Değerli konuklar; Bir şehrin, sanat şehri olabilmesi için sanat ve sanatçıya zemin oluşturması, sanat altyapısını oluşturması gerekir.
Çünkü; Sanat gelişmek için şehirlere, şehirlerde gelişimini devam ettirebilmek için sanata ihtiyaç duyar.
Bu noktada şehirdeki sanat etkinliklerini artırmak adına sanatçılardan oluşan bir envanterin oluşturulması, belki de işe buradan başlanması gerekir.
Nedir onlar?
Sanatçı Envanteri, Yerel Sanatçı Veritabanı, Şehir Sanatçı Haritası, Kültür-Sanat Envanteri ve Sanatçı Profilleri Kataloğu çalışmaları sanat şehrine giden yolu açacak çalışmalardır.
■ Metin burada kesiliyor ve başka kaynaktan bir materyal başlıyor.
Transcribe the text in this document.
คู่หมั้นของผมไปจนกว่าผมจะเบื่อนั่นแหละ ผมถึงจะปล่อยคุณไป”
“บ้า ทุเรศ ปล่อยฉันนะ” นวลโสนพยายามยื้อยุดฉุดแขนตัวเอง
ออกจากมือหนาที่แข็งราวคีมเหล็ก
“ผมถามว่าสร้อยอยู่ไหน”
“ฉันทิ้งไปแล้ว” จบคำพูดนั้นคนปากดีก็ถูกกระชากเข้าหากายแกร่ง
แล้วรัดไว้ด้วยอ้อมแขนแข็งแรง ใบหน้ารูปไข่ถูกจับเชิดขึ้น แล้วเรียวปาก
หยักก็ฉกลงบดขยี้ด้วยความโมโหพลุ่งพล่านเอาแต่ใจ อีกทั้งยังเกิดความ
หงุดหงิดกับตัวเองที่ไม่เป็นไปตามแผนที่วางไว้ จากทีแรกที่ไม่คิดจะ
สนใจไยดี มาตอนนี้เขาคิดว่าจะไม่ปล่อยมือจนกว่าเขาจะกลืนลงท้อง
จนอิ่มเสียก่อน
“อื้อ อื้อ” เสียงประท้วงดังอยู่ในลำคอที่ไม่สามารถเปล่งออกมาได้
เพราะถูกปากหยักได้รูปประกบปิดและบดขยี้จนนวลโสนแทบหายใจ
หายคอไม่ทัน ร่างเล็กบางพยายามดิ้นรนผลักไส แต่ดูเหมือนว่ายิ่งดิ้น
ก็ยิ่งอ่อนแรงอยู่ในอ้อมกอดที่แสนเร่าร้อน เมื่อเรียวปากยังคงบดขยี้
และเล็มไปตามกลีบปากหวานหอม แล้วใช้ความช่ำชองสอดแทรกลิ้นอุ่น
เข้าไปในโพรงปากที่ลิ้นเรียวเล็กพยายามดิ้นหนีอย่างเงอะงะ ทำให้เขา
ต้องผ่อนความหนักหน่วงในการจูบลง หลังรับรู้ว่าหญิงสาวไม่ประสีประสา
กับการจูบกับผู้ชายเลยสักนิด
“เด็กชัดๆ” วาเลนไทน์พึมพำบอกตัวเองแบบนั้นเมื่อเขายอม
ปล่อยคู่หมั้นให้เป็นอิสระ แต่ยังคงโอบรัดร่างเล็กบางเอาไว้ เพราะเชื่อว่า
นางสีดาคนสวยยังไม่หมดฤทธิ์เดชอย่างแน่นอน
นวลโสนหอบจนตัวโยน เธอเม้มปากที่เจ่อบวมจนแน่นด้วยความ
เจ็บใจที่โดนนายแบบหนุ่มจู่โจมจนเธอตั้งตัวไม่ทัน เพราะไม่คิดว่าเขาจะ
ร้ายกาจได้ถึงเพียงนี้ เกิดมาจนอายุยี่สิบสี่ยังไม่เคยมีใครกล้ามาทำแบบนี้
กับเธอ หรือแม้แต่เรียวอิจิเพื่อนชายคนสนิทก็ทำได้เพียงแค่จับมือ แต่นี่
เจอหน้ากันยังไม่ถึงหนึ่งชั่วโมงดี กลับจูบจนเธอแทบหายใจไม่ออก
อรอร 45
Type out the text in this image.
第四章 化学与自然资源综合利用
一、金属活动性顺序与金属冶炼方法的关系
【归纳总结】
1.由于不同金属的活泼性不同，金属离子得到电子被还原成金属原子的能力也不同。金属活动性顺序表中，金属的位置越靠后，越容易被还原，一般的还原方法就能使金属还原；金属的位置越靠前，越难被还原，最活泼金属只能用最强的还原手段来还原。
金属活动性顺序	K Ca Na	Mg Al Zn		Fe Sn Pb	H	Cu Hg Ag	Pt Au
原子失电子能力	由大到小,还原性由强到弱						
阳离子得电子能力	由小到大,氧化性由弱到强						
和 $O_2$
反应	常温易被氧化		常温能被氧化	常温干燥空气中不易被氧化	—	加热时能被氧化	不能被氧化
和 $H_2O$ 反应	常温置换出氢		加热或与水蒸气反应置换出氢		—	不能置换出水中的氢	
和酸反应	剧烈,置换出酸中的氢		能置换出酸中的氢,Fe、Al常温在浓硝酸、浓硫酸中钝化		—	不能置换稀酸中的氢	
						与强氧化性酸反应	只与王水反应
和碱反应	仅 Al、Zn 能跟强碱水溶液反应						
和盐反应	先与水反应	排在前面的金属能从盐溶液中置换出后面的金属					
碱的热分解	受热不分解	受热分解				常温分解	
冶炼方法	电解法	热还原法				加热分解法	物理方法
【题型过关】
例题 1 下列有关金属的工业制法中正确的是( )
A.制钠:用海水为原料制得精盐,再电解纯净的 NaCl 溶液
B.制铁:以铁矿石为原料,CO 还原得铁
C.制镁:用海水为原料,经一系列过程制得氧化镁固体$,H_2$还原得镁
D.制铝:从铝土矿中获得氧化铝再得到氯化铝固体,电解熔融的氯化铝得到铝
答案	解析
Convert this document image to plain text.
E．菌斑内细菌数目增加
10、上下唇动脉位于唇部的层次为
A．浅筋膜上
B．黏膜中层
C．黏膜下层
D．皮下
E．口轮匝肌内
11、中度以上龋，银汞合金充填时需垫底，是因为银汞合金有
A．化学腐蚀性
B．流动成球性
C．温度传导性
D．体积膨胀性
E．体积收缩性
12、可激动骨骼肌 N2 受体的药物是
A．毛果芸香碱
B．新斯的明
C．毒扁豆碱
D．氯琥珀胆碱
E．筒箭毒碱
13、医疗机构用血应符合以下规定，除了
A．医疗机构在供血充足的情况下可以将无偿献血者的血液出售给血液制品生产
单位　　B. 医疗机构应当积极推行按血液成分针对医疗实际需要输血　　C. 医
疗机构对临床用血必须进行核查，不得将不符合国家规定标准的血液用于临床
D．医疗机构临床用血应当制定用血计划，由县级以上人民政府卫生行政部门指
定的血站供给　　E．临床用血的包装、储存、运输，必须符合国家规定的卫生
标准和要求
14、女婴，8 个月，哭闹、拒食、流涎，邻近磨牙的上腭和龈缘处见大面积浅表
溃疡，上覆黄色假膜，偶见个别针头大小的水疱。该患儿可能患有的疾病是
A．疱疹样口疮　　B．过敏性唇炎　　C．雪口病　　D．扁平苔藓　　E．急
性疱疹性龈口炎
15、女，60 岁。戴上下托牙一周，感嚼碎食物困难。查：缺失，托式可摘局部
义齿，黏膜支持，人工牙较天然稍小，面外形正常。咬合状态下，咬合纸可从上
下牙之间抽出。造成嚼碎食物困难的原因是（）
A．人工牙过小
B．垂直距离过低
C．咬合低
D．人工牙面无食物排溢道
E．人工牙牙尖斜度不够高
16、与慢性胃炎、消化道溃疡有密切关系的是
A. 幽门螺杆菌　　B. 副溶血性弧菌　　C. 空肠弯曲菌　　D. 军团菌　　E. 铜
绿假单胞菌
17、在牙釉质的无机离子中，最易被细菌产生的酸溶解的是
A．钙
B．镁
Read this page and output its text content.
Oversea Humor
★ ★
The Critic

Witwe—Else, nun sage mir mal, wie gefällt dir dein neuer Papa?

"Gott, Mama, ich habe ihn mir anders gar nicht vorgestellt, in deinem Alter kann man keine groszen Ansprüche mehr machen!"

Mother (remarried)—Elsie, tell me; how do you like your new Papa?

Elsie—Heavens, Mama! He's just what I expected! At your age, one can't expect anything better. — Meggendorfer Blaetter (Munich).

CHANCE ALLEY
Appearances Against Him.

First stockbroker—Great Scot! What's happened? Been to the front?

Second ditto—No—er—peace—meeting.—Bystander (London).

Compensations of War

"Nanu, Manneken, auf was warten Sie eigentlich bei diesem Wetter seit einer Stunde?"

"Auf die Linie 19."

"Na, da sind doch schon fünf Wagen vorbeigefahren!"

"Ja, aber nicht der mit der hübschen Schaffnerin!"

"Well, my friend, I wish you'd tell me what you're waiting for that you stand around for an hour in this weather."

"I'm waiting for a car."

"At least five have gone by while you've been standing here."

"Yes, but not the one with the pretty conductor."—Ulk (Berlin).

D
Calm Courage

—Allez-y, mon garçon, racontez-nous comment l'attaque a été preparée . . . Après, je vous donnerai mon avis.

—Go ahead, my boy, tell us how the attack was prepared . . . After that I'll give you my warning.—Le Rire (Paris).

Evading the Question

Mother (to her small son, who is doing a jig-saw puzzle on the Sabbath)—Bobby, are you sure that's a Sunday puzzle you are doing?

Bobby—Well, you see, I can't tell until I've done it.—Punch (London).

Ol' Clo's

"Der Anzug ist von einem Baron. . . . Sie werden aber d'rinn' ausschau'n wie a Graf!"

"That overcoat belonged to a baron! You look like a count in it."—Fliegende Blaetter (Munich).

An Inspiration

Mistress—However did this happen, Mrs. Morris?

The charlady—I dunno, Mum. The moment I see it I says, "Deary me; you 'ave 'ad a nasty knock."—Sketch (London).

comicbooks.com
Sanat etkinliklerinde yerel kaynakların öncelenmesi, sanatçıların desteklenmesi ve görünürlüklerinin artırılması Denizli’nin katılımcı, erişilebilir ve sürdürülebilir kültür politikalarını geliştirecektir.
Denizli, sahip olduğu tarihsel mirası, kültürel değerleri, turizm potansiyeli ve üretim olanaklarıyla lokomotif konumunu sürdüren önemli bir ilimizdir.
Bu çalıştayın “Denizli nasıl sanat şehri olur?” sorusunun yanıtını vermesi dileğiyle hepinize saygılarımı sunuyor, Başta Büyükşehir Belediye Başkanımız Bülent Nuri Çavuşoğlu’na, Kültür ve Sosyal işler Daire Başkanı sevgili dostum, kardeşim Mehmet Selçuk’a, ekibine ve emeği geçen herkese çok teşekkür ediyorum…
Konuşmamı “Sıkıntının çaresi sanattır ve bu ülkede her şey daha güzel olabilir” sözüyle bitiriyorum.